Harris County Public Health (HCPH) has introduced a new pilot program to help the local Latino community battle chronic diseases.
The Latino Chronic Disease Cohort is part of a larger health initiative, Accessing Coordinated Care and Empowering Self-Sufficiency (ACCESS) Harris County. The initiative helps underserved communities that HCPH has identified as having critical needs.
Barbie Robinson is the executive director of HCPH. She said the Latino Chronic Disease Cohort will provide participants of the pilot with resources that ultimately determine health.
"That has an impact not just on the individual participating, but the entire family. You can see generational health outcomes based on the conditions you live in," she said. "Based on whether or not you have access to the social determinants of health like education, economic opportunity, and housing."
The cohort will also focus on teaching residents how to manage chronic diseases.
"Have you reduced certain factors relative, like, is your blood pressure at this number and now it's reduced to that number? Is your diabetes under control? Are you managing it well? Have you lost X amount of weight or whatever it is," Robinson said.
According to a report from HCPH, cancer and heart disease are the leading causes of death for the Latino community in Harris County.
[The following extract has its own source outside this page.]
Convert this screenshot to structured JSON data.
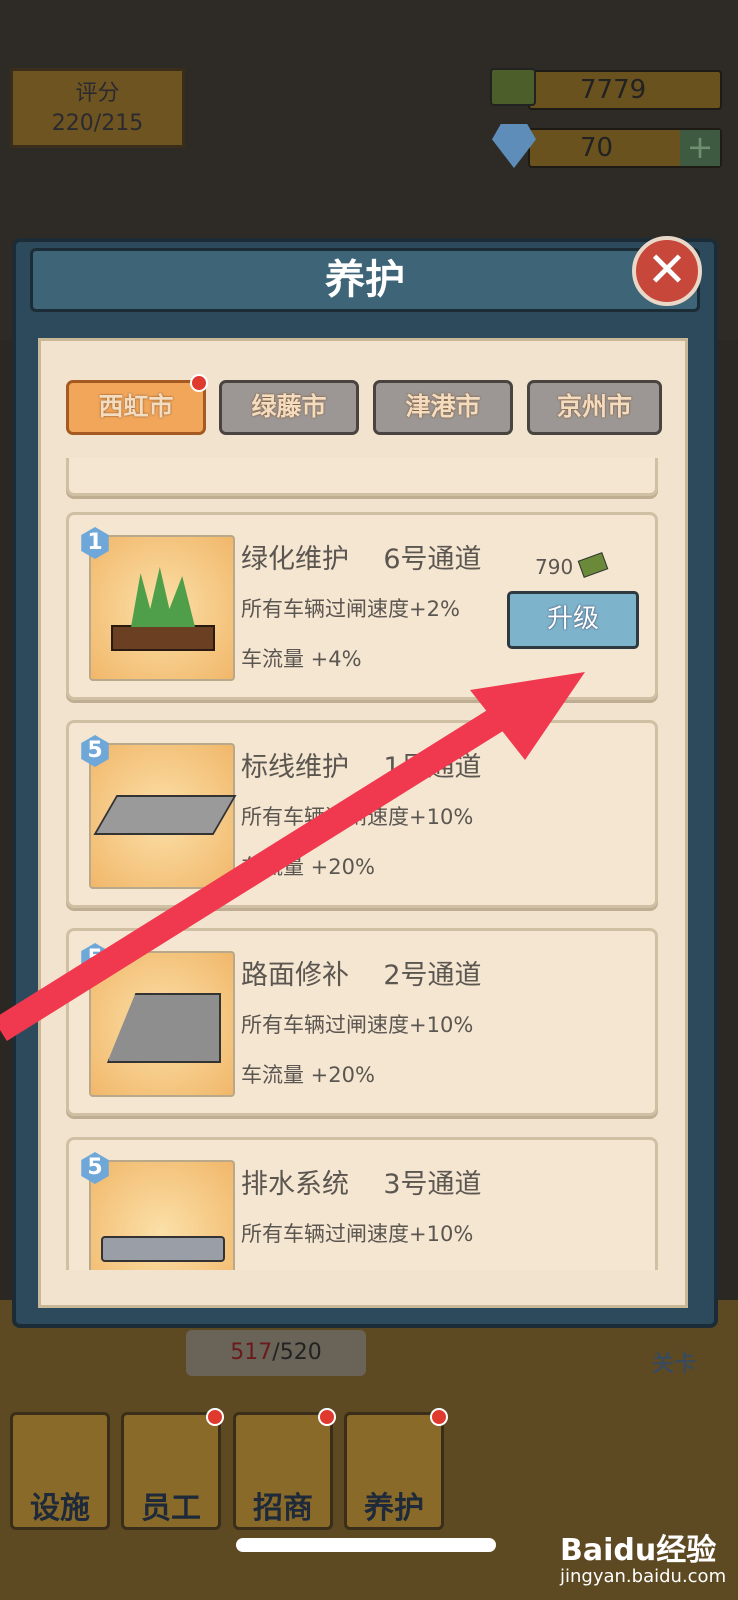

Harris County Commissioner Lesley Briones said that the Latino community also has higher rates of obesity and diabetes than other ethnic and racial groups.
"Latinos, we are almost half of this county... and, it is staggering, but nearly half of our Latino community here in Harris County do not have health insurance," Briones said. "So we want to make sure that these uninsured and underinsured individuals have this access to the care that they need."
The cohort was funded in part by the American Rescue Plan Act (ARPA). In 2021, Harris County Commissioners Court approved $14.2 million in federal funding from ARPA to create ACCESS Harris County which was launched earlier this year. The ACCESS program model started in California, and successfully placed 30% of its unhoused and housing insecure residents into homes.
Other groups ACCESS Harris has already begun programs for or has plans to include Black maternal health, housing insecurity, and young adults soon aging out of the foster care system.
The Latino Chronic Disease Cohort began its pilot for the program last Friday, on the same day Hispanic Heritage Month began.
"We were happy that we were able to launch during that month, but we've been working, honestly, feverishly to stand up the program. The need is what's the driver. It just happened to coincide with that timeframe," Robinson said.